An abbreviation STO stands for Security Token Offering. STOs are similar to ICOs but have some fundamental differences. For instance, security tokens are regulated offering like traditional securities and are subject to the same legal compliance requirements. Their key difference is that a security token records the ownership of the investment product on a blockchain.
The interest in STO lists has grown recently as startups and established companies are looking for new fundraising methods.
Pros and Cons of STOs
STOs are regulated, which means there is a lower risk for investors. Security tokens are usually backed by real-world assets which also helps investors assess the intrinsic value of the tokens. Combined, the preceding two factors allow STOs to draw more attention from traditional institutional investors.
A wide variety of companies can participate in the STO ecosystem. Platforms like exchanges, broker-dealers, or custodians can all benefit from STOs. These companies can easily issue security tokens to facilitate access for retail investors, as long as the security token can be filed as security.
STOs can be tricky, though the legal aspects of security tokens can sometimes be blurry and according to Marvin Steinberg, an STO expert and the founder of CPI Tech, companies that want to issue an STO will have to take account for promotional and technical aspects as well as legal compliance. The demand for security token offerings is increasing rapidly, which puts pressure on companies not to miss out. As a result, hundreds of both startups and enterprises are rushing things and consequently making critical mistakes.
Businesses that want to make use of STOs will need to have a solid platform and comply with all the regulations and laws, this is crucial for the success of the STO. To aid the growth of security tokens, Marvin Steinberg has created an STO guide that offers crucial information on how anyone gets started with STOs.
Steps and Tips to Launch a Successful STO
In his guide, Marvin Steinberg states that the first thing a business needs in order to launch a successful STO is to choose the type of STO, as well as its jurisdiction. Different types of STOs will attract different types of investors. Its structure also has a massive impact on dividends, shares in the company, and many other aspects.
Marvin Steinberg goes on that businesses would also need to create something called SPVs. A Special Purpose Vehicle is a structure that becomes an equity shareholder in the main company and allows investors to access dividends and equity shares. Marvin Steinberg clarifies that he has been taking advantage of the EU’s small offering exemption by creating 3 main STO rounds.
Marvin Steinberg asserts that businesses need to understand how crucial it is to have a dedicated dashboard to the STO as a solid infrastructure will ensure that the issuance of tokens is safe and compliant with all the regulations required. As previously stated, an STO will be successful only if it’s able to reach the right network of investors. The classic model still prevails here with the 3 traditional stages: the private sale, the pre-sale, and the main sale.

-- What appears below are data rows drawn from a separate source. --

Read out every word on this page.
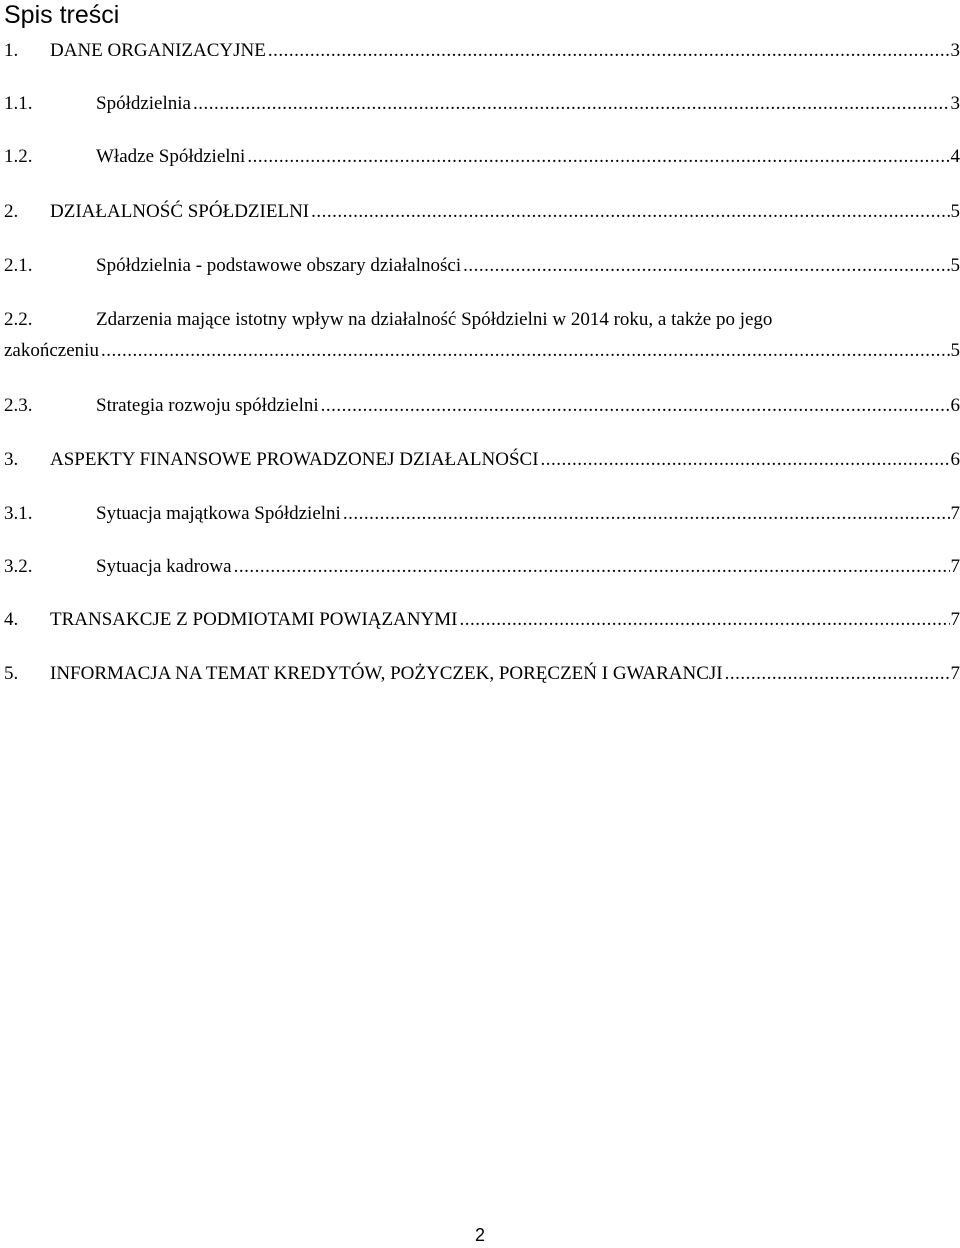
Spis treści
1.	DANE ORGANIZACYJNE .....	3
1.1.	Spółdzielnia .....	3
1.2.	Władze Spółdzielni .....	4
2.	DZIAŁALNOŚĆ SPÓŁDZIELNI .....	5
2.1.	Spółdzielnia - podstawowe obszary działalności .....	5
2.2.	Zdarzenia mające istotny wpływ na działalność Spółdzielni w 2014 roku, a także po jego
zakończeniu .....	5
2.3.	Strategia rozwoju spółdzielni .....	6
3.	ASPEKTY FINANSOWE PROWADZONEJ DZIAŁALNOŚCI .....	6
3.1.	Sytuacja majątkowa Spółdzielni .....	7
3.2.	Sytuacja kadrowa .....	7
4.	TRANSAKCJE Z PODMIOTAMI POWIĄZANYMI .....	7
5.	INFORMACJA NA TEMAT KREDYTÓW, POŻYCZEK, PORĘCZEŃ I GWARANCJI .....	7
2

It’s important not to forget about marketing. Sure, you might have the greatest product or service ever but who is going to buy it or use it if no one knows about it? Marvin Steinberg explains how important marketing is if a business wants to raise money through an STO, and he emphasizes how strict the rules for crypto marketing can be. Google and Facebook, for instance, do not allow regular PPC ads for cryptocurrency products.
Businesses need to use innovative marketing strategies that are unique to their business model and are able to reach the right group of investors while taking into account all the metrics and milestones.

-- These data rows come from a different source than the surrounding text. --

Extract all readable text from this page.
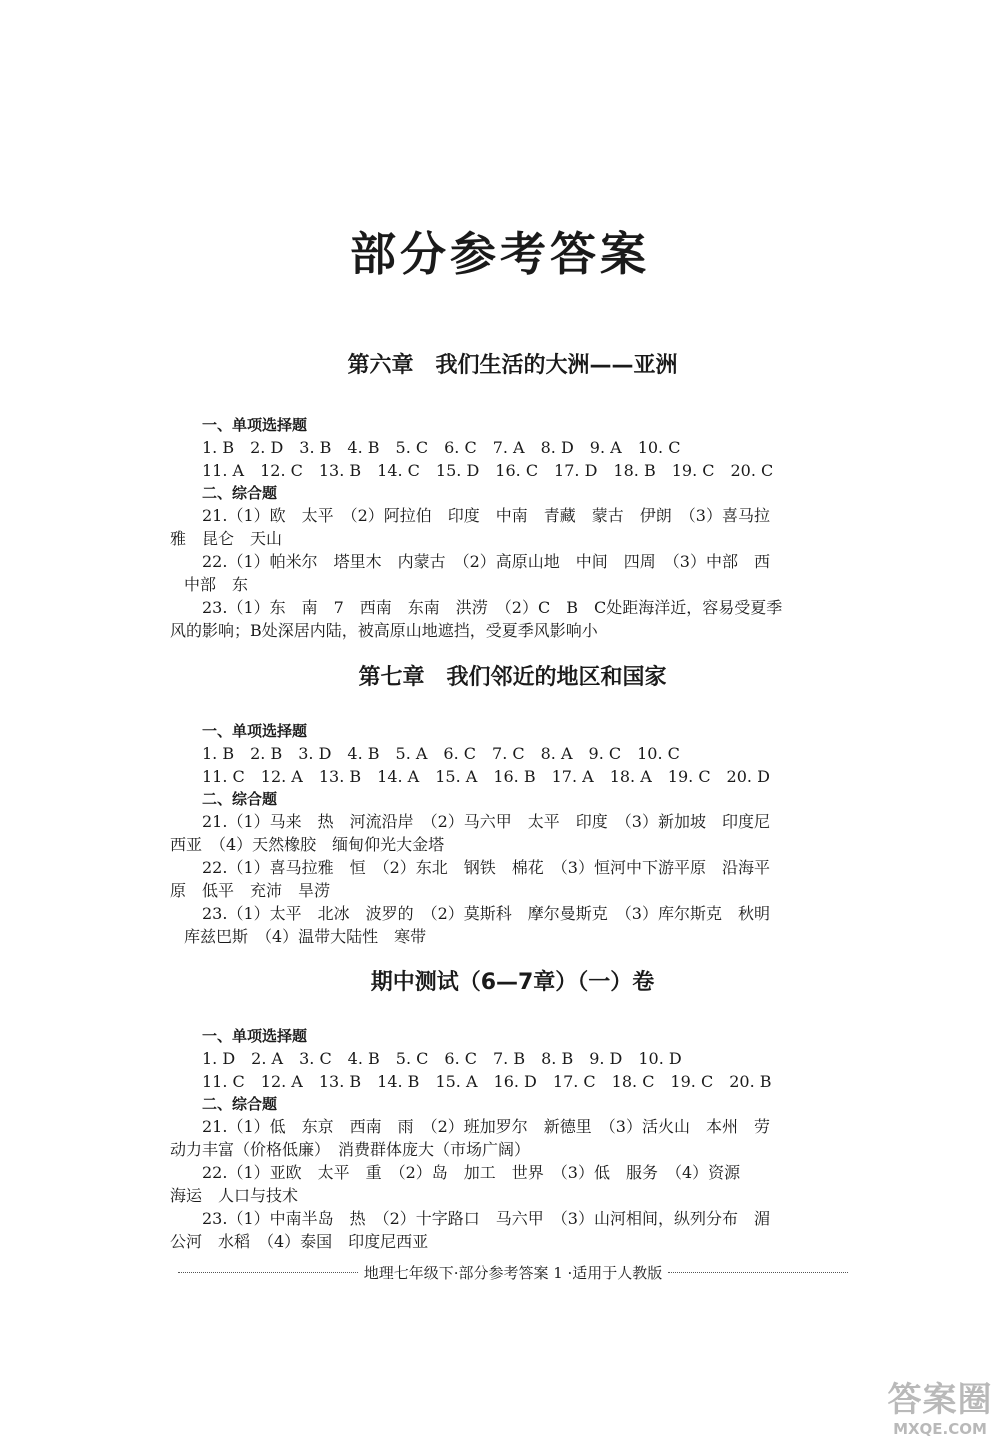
部分参考答案
第六章　我们生活的大洲——亚洲
一、单项选择题
1. B　2. D　3. B　4. B　5. C　6. C　7. A　8. D　9. A　10. C
11. A　12. C　13. B　14. C　15. D　16. C　17. D　18. B　19. C　20. C
二、综合题
21.（1）欧　太平　（2）阿拉伯　印度　中南　青藏　蒙古　伊朗　（3）喜马拉
雅　昆仑　天山
22.（1）帕米尔　塔里木　内蒙古　（2）高原山地　中间　四周　（3）中部　西
中部　东
23.（1）东　南　7　西南　东南　洪涝　（2）C　B　C处距海洋近，容易受夏季
风的影响；B处深居内陆，被高原山地遮挡，受夏季风影响小
第七章　我们邻近的地区和国家
一、单项选择题
1. B　2. B　3. D　4. B　5. A　6. C　7. C　8. A　9. C　10. C
11. C　12. A　13. B　14. A　15. A　16. B　17. A　18. A　19. C　20. D
二、综合题
21.（1）马来　热　河流沿岸　（2）马六甲　太平　印度　（3）新加坡　印度尼
西亚　（4）天然橡胶　缅甸仰光大金塔
22.（1）喜马拉雅　恒　（2）东北　钢铁　棉花　（3）恒河中下游平原　沿海平
原　低平　充沛　旱涝
23.（1）太平　北冰　波罗的　（2）莫斯科　摩尔曼斯克　（3）库尔斯克　秋明
库兹巴斯　（4）温带大陆性　寒带
期中测试（6—7章）（一）卷
一、单项选择题
1. D　2. A　3. C　4. B　5. C　6. C　7. B　8. B　9. D　10. D
11. C　12. A　13. B　14. B　15. A　16. D　17. C　18. C　19. C　20. B
二、综合题
21.（1）低　东京　西南　雨　（2）班加罗尔　新德里　（3）活火山　本州　劳
动力丰富（价格低廉）　消费群体庞大（市场广阔）
22.（1）亚欧　太平　重　（2）岛　加工　世界　（3）低　服务　（4）资源
海运　人口与技术
23.（1）中南半岛　热　（2）十字路口　马六甲　（3）山河相间，纵列分布　湄
公河　水稻　（4）泰国　印度尼西亚
地理七年级下·部分参考答案 1 ·适用于人教版
答案圈
MXQE.COM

Clearly, launching a successful STO can be hard and confusing, especially if you are not too familiar with the blockchain industry. Getting help from a certified STO advisor or service is crucial even if you are familiar with the cryptocurrency market. Many companies simply rush the process and make simple mistakes that can easily be avoided.
Use Only Reputable STO Services and Solutions
While the demand for STOs is increasing, the number of services offering STO solutions is also increasing. However, most STO service providers aren’t always professional and can, in fact, be scams. That’s why it’s extremely important to choose a reputable service or platform with a good record.
Marvin Steinberg and CPI Tech have a proven record with more than 43 successful projects and currently aiming to tokenize a part of Times Square, embarking into a $700 million project. CPI technologies was co-founded by Maximilian Schmidt, an expert in developing BTC applications.
The State of STOs
One of the biggest innovations for the fundraising of cryptocurrencies was the creation of ICOs. This form of crowdfunding was extremely popular in 2017 and 2018 when hundreds of ICOs were launched every month. However, the hype quickly faded as most ICOs failed or were simply blatant scams.
STOs are safer as they are required to comply with regulations. There is a stark gap between how an ICO operates in comparison to an STO. Common ICO promotional tactics like cryptocurrency airdrops and cryptocurrency bounties should not be executed with STOs, as legally compliant securities cannot be distributed with ease.
Businesses looking for growth opportunities that offer investors peace of mind and have a higher chance of attracting reputable institutional investors will be able to do so with STOs. Marvin Steinberg believes STOs will dominate the sector in the near future and has created a simple-to-understand guide on STOs and how to execute them successfully while complying with all regulations.